The US Dollar Index maintained its position following the release of PPI data, suggesting stability in the currency markets. The data also prompted reactions in other financial markets, with gold prices holding gains as the US PPI experienced its most significant decline since April 2020. This economic cooling is further evident in the decline of monthly producer prices, reflecting a shift in the US economic landscape.
The dip in retail sales in October, the first in seven months, indicates a cautious consumer approach, influenced in part by elevated interest rates. However, the extent of the decline in retail sales was less than anticipated, highlighting a degree of resilience in consumer behaviour amid challenging economic conditions.
In October, China's economic indicators surpassed expectations. Industrial production exhibited growth beyond anticipated levels, indicating increased economic activity in the manufacturing sector. Similarly, retail sales surpassed expectations, reflecting robust consumer spending. Despite these positive signals, it is noteworthy that the overall economic landscape is influenced by challenges, particularly in the property sector.
There was a 0.2% year-on-year decline in consumer prices, a shift from the previous month's flat reading and expectations of a 0.1% decrease. Analysts emphasise that this dip does not necessarily signal a deflationary spiral.
While industrial output and consumption outperformed forecasts, the broader economic context suggests the persistence of certain challenges. China's economic recovery remains a focal point amid ongoing stimulus efforts.
In October, the UK’s Consumer Price Index (CPI) reported a notable deceleration in inflation, dropping sharply to 4.6% year-on-year, alleviating concerns about a potential interest rate hike by the Bank of England. This data suggests a favourable development in the inflationary landscape, providing a nuanced view for monetary policy considerations.
Although, the British economy has exhibited stagnation in the third quarter of 2023, marking the weakest performance in four quarters but surpassing expectations of a 0.1% contraction. Despite forecasts for a slight downturn, the UK managed to avoid a recession this year.
The Gross Domestic Product (GDP) annual growth rate came in at 0.6% for Q3, slightly exceeding the forecasted 0.5%. This lack of growth underscores the impact of high interest rates on both consumer spending and business activity.
In the quarter ending September, the unemployment rate remained stable at 4.2%, in line with expectations. Despite concerns about an economic slowdown, reports that the unemployment rate showed resilience, remaining broadly unchanged. This data suggests a robust performance in the UK job market, mitigating potential impacts from economic deceleration.
The European Central Bank kept interest rates at multi-year highs during its October meeting, marking a significant shift from its 15-month streak of rate hikes and reflecting a more cautious "wait-and-see" stance among policymakers, influenced by the gradual easing of price pressures and concerns about an impending recession.
This decision follows a series of ten consecutive rate increases since July 2022, which elevated the main refinancing operations rate to a 22-year high of 4.5% and the deposit facility rate to a record of 4%.
The central bank stated its determination to ensure that inflation returns to its 2% target over the medium term, saying it will maintain interest rates at these high levels for a sufficiently extended period until it achieves that objective.
In November, Germany's ZEW Economic Sentiment Index experienced a notable increase, reaching 9.8 points, surpassing expectations of 5.0 and marking a positive shift from the previous month.
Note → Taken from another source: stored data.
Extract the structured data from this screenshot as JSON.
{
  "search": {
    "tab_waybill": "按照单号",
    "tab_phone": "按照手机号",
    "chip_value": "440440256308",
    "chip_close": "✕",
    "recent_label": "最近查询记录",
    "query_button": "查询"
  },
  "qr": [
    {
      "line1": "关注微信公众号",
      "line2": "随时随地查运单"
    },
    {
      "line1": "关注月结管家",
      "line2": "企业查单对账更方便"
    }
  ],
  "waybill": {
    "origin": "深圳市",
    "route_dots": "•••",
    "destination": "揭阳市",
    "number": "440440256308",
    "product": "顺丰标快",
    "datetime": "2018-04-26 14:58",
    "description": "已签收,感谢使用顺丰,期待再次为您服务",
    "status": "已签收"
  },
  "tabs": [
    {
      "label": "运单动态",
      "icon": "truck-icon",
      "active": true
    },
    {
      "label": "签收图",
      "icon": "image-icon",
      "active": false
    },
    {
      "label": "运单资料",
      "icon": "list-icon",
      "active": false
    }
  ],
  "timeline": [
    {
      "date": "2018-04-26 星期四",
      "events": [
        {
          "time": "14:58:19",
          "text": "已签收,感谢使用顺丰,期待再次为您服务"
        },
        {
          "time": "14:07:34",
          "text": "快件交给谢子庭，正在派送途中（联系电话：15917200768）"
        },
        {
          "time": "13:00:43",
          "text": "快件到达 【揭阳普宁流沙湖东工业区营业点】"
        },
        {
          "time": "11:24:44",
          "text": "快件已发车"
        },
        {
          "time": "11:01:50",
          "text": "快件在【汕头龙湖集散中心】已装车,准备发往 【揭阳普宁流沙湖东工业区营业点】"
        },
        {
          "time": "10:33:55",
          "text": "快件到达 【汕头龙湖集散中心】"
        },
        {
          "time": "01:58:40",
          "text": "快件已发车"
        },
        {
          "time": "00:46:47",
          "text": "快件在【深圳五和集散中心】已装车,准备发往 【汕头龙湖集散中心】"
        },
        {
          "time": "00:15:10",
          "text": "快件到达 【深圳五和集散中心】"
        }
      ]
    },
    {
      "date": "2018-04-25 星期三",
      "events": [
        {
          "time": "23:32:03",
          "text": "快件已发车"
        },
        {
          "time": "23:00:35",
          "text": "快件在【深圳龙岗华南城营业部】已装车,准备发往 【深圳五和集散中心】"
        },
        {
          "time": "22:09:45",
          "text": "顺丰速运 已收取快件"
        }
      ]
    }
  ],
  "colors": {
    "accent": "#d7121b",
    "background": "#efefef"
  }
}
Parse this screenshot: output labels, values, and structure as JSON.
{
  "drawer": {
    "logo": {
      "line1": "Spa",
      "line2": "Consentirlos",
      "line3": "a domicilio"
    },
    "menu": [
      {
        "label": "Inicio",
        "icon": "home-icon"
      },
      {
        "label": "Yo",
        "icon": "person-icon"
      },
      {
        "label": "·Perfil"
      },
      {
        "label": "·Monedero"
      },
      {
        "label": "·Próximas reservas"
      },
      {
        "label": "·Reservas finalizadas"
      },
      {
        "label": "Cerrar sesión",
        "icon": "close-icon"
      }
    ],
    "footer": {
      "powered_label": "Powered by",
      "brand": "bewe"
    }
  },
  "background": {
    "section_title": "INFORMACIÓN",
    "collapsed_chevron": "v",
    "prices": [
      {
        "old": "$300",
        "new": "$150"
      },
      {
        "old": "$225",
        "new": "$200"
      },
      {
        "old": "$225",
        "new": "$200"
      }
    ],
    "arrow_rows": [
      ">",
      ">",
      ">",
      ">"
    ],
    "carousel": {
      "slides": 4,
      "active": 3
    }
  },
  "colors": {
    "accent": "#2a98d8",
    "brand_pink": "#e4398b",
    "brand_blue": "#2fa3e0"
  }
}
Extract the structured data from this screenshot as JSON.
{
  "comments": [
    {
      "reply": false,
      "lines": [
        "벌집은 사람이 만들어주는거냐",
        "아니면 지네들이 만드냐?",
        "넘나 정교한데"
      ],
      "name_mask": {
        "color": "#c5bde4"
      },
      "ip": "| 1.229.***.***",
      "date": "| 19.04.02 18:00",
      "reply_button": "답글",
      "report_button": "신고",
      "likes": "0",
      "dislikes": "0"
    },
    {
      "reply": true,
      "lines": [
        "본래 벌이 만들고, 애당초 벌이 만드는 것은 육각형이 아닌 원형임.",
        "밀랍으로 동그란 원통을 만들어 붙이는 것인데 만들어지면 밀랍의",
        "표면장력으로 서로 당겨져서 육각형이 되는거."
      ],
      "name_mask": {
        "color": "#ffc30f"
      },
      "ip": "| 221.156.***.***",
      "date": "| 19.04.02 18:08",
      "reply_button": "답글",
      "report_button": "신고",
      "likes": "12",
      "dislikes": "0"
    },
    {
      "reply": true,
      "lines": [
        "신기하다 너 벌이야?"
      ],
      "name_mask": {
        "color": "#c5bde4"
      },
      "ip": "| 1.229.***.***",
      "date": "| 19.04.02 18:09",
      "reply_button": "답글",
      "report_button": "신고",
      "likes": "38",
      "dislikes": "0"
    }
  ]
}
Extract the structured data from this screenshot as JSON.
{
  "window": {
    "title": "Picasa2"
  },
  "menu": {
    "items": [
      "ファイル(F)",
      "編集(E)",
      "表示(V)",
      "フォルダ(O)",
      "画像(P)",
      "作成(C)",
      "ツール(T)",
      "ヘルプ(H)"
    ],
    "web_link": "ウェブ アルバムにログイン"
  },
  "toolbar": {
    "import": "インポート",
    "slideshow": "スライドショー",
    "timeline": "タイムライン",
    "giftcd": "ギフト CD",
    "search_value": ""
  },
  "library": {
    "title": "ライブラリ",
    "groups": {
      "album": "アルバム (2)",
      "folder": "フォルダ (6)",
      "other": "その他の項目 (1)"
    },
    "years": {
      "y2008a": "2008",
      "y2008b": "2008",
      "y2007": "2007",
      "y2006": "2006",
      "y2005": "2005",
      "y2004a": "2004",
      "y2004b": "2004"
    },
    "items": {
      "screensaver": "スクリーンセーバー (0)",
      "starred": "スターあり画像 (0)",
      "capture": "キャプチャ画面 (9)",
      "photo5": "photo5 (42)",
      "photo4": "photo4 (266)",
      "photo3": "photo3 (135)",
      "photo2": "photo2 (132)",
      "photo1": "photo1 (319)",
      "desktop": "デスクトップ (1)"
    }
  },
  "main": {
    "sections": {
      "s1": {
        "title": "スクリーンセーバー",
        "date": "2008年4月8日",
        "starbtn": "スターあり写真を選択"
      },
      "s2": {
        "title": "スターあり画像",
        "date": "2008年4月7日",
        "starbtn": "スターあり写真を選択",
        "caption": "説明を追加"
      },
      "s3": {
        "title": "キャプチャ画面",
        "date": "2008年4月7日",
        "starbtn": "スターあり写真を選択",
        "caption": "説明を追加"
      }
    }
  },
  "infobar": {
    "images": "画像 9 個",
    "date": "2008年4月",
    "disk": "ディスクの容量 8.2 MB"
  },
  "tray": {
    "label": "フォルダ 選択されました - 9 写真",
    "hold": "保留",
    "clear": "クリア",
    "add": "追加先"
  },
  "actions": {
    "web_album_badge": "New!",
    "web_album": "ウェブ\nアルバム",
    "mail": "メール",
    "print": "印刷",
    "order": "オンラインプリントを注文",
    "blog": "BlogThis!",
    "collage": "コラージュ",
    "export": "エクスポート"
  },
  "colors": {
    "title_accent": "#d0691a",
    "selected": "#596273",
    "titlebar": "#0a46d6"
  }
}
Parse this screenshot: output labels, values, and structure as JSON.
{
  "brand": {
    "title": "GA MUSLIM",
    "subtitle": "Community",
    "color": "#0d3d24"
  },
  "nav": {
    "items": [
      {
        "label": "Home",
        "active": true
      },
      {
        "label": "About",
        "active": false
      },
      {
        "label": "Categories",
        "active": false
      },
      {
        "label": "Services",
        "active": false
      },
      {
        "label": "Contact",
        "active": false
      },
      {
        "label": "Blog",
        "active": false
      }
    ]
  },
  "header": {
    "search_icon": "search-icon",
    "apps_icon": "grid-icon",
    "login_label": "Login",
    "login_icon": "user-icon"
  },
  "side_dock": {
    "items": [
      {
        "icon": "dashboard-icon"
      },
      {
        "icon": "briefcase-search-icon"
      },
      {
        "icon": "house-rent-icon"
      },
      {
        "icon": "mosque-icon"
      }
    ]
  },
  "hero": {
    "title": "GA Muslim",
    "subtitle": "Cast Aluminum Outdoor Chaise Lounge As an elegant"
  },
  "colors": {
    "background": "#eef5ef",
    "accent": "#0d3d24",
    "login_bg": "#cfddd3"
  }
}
This improvement reflects enhanced investor morale, bringing the index back into positive territory for the first time since April.
Japan's economic performance in the third quarter revealed a significant contraction, declining by 2.1% year-on-year. This contraction follows a robust 4.8% growth in the second quarter and exceeds expectations for a more modest 0.6% decline.
The downturn, marking the first contraction in three quarters, underscores the vulnerability of Japan's recovery. The disappointing GDP figures support the case for continued stimulus measures from both the Bank of Japan (BOJ) and the government. The contraction in July-September signals a challenging economic landscape, prompting a reassessment of the country's growth trajectory.
Australia to impose capital gains tax on wrapped crypto tokens.
The Australian Tax Office (ATO) has released official guidance this week, to clarify various taxable events within its jurisdiction. According to these new guidelines, transfer of a crypto asset to an address that the sender ‘does not control’ or that ‘already holds a balance’ will count as a taxable event.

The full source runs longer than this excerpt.